Algumas falhas do original também foram corrigidas. Chefes muito fáceis de matar, dada a simplicidade de seus ataques, passaram a ter golpes novos ou variações mais ameaçadoras dos antigos. Storm Eagle, agora, pode até representar um certo grau de desafio, caso você resolva enfrentá-lo munido apenas de seu X-Buster (mas ainda é possível bohrimiá-lo assim sem suar, diga-se de passagem). Outros, ridiculamente difíceis, tiveram habilidades muito apelonas tolhidas, em parte.
Logicamente, nem tudo são flores. Alguns chefes ficaram fáceis demais, e certos trechos de fases tornaram-se tediosamente simples. Da mesma forma, inimigos menores, desses que qualquer um derrota com um mero tiro do X-Buster, podem se mostrar profundamente irritantes. Para citar um exemplo, Vile foi castrado de seu potencial destrutivo, ao que me parece. Derrotá-lo foi extremamente simples. Não sei se tive tanta facilidade graças a todas as vezes que tive que lutar com o miserável para fazer o detonado do finado Meia-Lua+Soco ou se agora ele de fato é mais simples de encarar do que era em sua versão 2D. Eu esperava mais, de qualquer forma.
Falando em Vile, essa é mais uma modificação interessante do jogo: agora, após zerar, você pode jogar com ele. É sempre legal poder observar a história sob outros ângulos de visão, e a ótica do arquiinimigo é muito mais interessante do que a dos aliados. Essa afirmação permanece verdadeira neste jogo, e jogar com Vile, talvez por sua história ser inédita, é mais divertido e interessante do que jogar com o X (que o Maverick Hunter me perdoe, mas é verdade).

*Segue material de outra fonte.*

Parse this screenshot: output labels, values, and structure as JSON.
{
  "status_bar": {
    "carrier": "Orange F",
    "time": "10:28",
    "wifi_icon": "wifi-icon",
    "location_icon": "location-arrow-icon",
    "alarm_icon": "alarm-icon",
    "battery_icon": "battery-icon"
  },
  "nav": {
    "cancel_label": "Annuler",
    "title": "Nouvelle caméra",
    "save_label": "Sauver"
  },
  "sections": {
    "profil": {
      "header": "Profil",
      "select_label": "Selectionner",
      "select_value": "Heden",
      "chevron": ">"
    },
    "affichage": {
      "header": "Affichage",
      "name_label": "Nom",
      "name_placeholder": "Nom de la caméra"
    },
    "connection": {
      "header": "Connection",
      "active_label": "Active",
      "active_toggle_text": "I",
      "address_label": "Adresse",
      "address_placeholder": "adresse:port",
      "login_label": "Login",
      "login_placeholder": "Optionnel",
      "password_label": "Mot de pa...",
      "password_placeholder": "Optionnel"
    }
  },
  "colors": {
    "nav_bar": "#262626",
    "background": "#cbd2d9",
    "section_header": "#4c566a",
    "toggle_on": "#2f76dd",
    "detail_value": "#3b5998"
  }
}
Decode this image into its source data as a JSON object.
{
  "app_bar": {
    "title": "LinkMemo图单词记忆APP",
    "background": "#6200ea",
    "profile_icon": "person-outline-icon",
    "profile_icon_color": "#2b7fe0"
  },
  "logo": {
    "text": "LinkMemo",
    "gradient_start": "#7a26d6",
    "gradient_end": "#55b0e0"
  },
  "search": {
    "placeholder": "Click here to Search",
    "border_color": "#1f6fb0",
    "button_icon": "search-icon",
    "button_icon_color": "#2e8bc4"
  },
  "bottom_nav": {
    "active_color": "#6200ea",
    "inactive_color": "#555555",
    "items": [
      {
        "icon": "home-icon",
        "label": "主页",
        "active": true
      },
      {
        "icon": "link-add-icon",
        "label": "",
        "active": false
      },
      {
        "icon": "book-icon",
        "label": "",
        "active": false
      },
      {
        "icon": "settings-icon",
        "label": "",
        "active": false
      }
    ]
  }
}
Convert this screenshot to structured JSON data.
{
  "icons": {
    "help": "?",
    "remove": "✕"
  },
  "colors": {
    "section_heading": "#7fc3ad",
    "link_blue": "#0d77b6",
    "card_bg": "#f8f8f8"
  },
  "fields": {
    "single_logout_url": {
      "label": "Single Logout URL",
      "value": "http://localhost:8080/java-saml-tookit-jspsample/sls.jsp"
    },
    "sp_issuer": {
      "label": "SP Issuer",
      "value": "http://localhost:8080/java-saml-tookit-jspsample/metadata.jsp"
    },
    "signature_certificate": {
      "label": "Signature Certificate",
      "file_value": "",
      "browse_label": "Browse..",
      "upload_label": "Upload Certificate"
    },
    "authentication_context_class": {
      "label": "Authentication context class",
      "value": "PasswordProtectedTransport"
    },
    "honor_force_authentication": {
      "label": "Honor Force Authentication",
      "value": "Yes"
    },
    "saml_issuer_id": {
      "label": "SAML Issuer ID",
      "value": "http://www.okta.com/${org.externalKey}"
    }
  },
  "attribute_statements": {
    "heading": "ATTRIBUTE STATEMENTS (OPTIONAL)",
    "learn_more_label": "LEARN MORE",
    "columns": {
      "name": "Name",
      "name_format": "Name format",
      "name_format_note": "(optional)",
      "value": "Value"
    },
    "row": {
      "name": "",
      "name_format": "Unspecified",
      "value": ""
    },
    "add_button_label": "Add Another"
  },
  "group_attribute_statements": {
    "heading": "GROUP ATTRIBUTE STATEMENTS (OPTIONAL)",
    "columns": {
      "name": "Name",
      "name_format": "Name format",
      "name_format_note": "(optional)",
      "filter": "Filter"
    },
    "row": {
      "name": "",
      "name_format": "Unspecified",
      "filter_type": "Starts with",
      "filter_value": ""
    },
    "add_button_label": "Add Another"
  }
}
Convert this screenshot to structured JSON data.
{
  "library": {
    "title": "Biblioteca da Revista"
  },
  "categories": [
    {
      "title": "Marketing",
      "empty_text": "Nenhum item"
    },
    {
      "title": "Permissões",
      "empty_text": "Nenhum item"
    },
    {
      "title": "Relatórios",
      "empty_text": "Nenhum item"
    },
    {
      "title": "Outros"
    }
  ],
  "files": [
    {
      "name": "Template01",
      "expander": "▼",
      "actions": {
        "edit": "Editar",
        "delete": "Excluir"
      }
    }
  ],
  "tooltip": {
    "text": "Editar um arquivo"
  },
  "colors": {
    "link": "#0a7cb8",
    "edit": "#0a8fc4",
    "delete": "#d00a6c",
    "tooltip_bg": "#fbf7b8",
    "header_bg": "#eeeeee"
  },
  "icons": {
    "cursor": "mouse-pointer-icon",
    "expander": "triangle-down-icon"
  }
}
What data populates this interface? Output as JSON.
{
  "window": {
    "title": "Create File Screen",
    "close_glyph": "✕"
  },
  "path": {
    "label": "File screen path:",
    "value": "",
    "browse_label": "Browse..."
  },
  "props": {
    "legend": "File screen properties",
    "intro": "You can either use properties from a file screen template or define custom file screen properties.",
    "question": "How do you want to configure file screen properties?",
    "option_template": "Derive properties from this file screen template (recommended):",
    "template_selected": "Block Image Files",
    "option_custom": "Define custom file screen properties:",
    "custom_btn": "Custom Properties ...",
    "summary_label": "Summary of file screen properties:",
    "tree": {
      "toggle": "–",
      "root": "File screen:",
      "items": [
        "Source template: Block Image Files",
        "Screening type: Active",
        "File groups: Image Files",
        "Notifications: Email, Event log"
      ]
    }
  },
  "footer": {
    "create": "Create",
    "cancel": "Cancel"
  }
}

Outros extras abertos após a finalização do jogo são um modo Boss Rush, que te permite entrar em qualquer fase quantas vezes quiser e percorrê-la à vontade para tornar a encarar o chefão, e um episódio de mais ou menos meia hora que se propõe a explicar - mas acaba não explicando nada - como e por quê o Sigma mudou de lado, abraçando o Maverick-way-of-life. Esse episódio, que eu já conhecia, pode ser visto no youtube, mas assistí-lo na tela do PSP é bem mais legal.
Enfim, se você está se perguntando se vale a pena ou não baixar esse jogo para rodar no seu PSP, sim, vale muito. Principalmente se você for um viciado na série original. Se não for, se nunca foi, então baixe e jogue assim mesmo. Quem sabe você não se torna um? São meros 430mb que podem te entreter por bastante tempo.
As imagens que ilustram este texto foram retiradas do FileFront. Os direitos pertencem a seus respectivos donos.